DENVER, CO — The 110th anniversary of the Armenian Genocide was observed in Denver through several events, including a lecture at the University of Denver featuring Professor Ronald Grigor Suny, a community commemoration headlined by Denver Mayor Mike Johnston, and a proclamation by Governor Jared Polis designating April 24, 2025 as Colorado Day for the Remembrance of the Armenian Genocide.
“Colorado’s Armenian community and our supporters came together on the special occasion of the 110th anniversary of the start of the Armenian Genocide — the greatest atrocity of the Great War — to remember the past and focus on the future through milestone events,” remarked Byuzand Yeremyan, president of Armenians of Colorado, Inc. (AOC), which is Colorado’s oldest and largest Armenian organization.
“We are honored by Governor Polis’s proclamation, by the presence of Mayor Johnston, and by the visit of world-renowned Professor Suny, who shared powerful insights about the enduring messages of the Armenian Genocide. I am grateful to our guests, volunteers, and partners, especially the Institute for Comparative and Regional Studies at the University of Denver’s prestigious Korbel School of International Studies and the First Baptist Church of Denver, for making April’s distinguished conversations and remembrances possible,” concluded Yeremyan.

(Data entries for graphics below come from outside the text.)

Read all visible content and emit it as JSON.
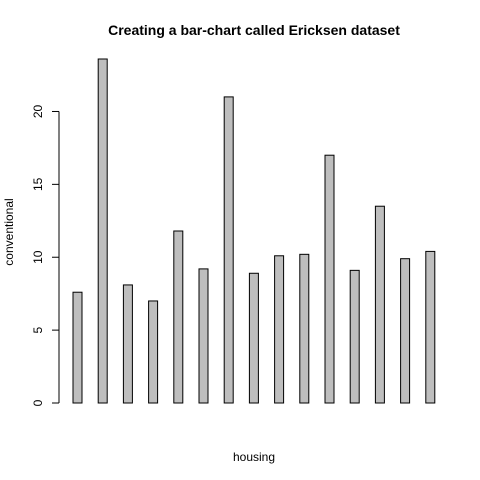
{
  "chart_data": {
    "type": "bar",
    "title": "Creating a bar-chart called Ericksen dataset",
    "xlabel": "housing",
    "ylabel": "conventional",
    "ylim": [
      0,
      23.6
    ],
    "y_ticks": [
      "0",
      "5",
      "10",
      "15",
      "20"
    ],
    "values": [
      7.6,
      23.6,
      8.1,
      7.0,
      11.8,
      9.2,
      21.0,
      8.9,
      10.1,
      10.2,
      17.0,
      9.1,
      13.5,
      9.9,
      10.4
    ],
    "bar_color": "#bebebe",
    "border_color": "#000000",
    "grid": false
  }
}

On Thursday, April 24, more than 100 people attended the 110th anniversary Armenian Genocide lecture, titled “110 Years On: What the Armenian Genocide Tells Us,” at the University of Denver’s Josef Korbel School of International Studies. The event featured opening remarks and introductions by Prof. Aaron Schneider, director of the Institute for Comparative and Regional Studies, followed by a keynote lecture and response, and concluded with an audience question-and-answer session.

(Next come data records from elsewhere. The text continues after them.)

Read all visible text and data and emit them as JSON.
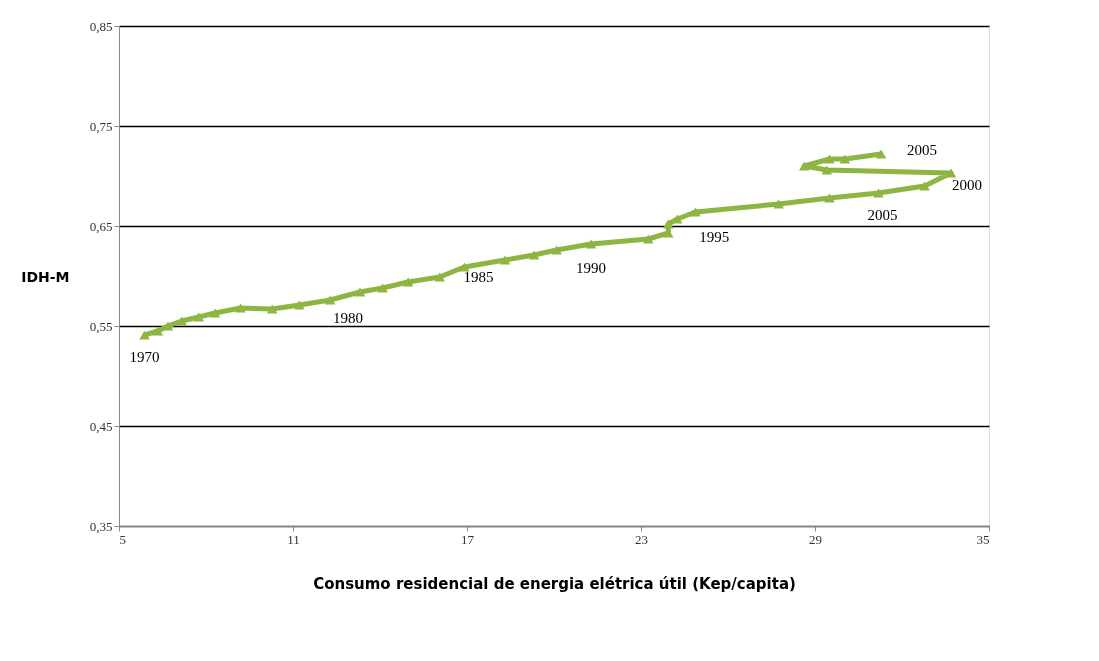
{
  "chart_data": {
    "type": "line",
    "xlabel": "Consumo residencial de energia elétrica útil (Kep/capita)",
    "ylabel": "IDH-M",
    "x": [
      5.88,
      6.34,
      6.69,
      7.16,
      7.75,
      8.31,
      9.19,
      10.28,
      11.22,
      12.28,
      13.31,
      14.09,
      14.97,
      16.06,
      16.91,
      18.31,
      19.31,
      20.09,
      21.28,
      23.25,
      23.94,
      23.94,
      24.25,
      24.88,
      27.75,
      29.5,
      31.19,
      32.78,
      33.69,
      29.41,
      28.63,
      29.5,
      30.03,
      31.28
    ],
    "series": [
      {
        "color": "#8db542",
        "values": [
          0.541,
          0.545,
          0.55,
          0.555,
          0.559,
          0.563,
          0.568,
          0.567,
          0.571,
          0.576,
          0.584,
          0.588,
          0.594,
          0.599,
          0.609,
          0.616,
          0.621,
          0.626,
          0.632,
          0.637,
          0.643,
          0.652,
          0.657,
          0.664,
          0.672,
          0.678,
          0.683,
          0.69,
          0.703,
          0.706,
          0.71,
          0.717,
          0.717,
          0.722
        ]
      }
    ],
    "xlim": [
      5,
      35
    ],
    "xticks": [
      5,
      11,
      17,
      23,
      29,
      35
    ],
    "ylim": [
      0.35,
      0.85
    ],
    "yticks": [
      {
        "value": 0.35,
        "label": "0,35"
      },
      {
        "value": 0.45,
        "label": "0,45"
      },
      {
        "value": 0.55,
        "label": "0,55"
      },
      {
        "value": 0.65,
        "label": "0,65"
      },
      {
        "value": 0.75,
        "label": "0,75"
      },
      {
        "value": 0.85,
        "label": "0,85"
      }
    ],
    "grid": "y",
    "marker": "triangle",
    "line_style": "solid",
    "annotations": [
      {
        "text": "1970",
        "x": 5.88,
        "y": 0.541
      },
      {
        "text": "1980",
        "x": 12.28,
        "y": 0.576
      },
      {
        "text": "1985",
        "x": 16.91,
        "y": 0.609
      },
      {
        "text": "1990",
        "x": 21.28,
        "y": 0.632
      },
      {
        "text": "1995",
        "x": 24.25,
        "y": 0.657
      },
      {
        "text": "2000",
        "x": 33.69,
        "y": 0.703
      },
      {
        "text": "2005",
        "x": 31.19,
        "y": 0.683
      },
      {
        "text": "2005",
        "x": 31.28,
        "y": 0.722
      }
    ]
  }
}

The night’s keynote speaker was Dr. Ronald Grigor Suny, the William H. Sewell Jr. Distinguished University Professor of History and Professor of Political Science at the University of Michigan, and Emeritus Professor of Political Science and History at the University of Chicago. Prof. Suny, a leading scholar of Soviet studies, studies of nationalism, and modern Armenian history, and author of over 20 books, discussed the Armenian Genocide’s history and enduring relevance, including by applying genocide scholar Prof. Dirk Moses’s theoretical framework of “permanent security” not only to the Armenian Genocide but also to contemporary events, particularly Israel’s actions in Gaza. The professor’s lecture was based on his February 12, 2025 Journal of Genocide Research article, which is available online as an open-access publication at https://www.tandfonline.com/doi/full/10.1080/14623528.2025.2462416.
The discussant response to Prof. Suny’s lecture was delivered by Dr. Simon Maghakyan, a political scientist and a scholar of the emerging field of heritage and security, who is a Gulbenkian Postdoctoral Fellow with the Faculty of Asian and Middle Eastern Studies at the University of Oxford, and a community scholar on Armenia at the Institute for Comparative and Regional Studies at the University of Denver’s Korbel School of International Studies. Maghakyan posed the question of “permanent security for whom,” arguing that it is often forgotten that genocide is typically committed by legitimacy-lacking authoritarian actors — like the three Ottoman Turkish pashas that came to power through the 1913 coup d’état — trying to stay in power and out of prison.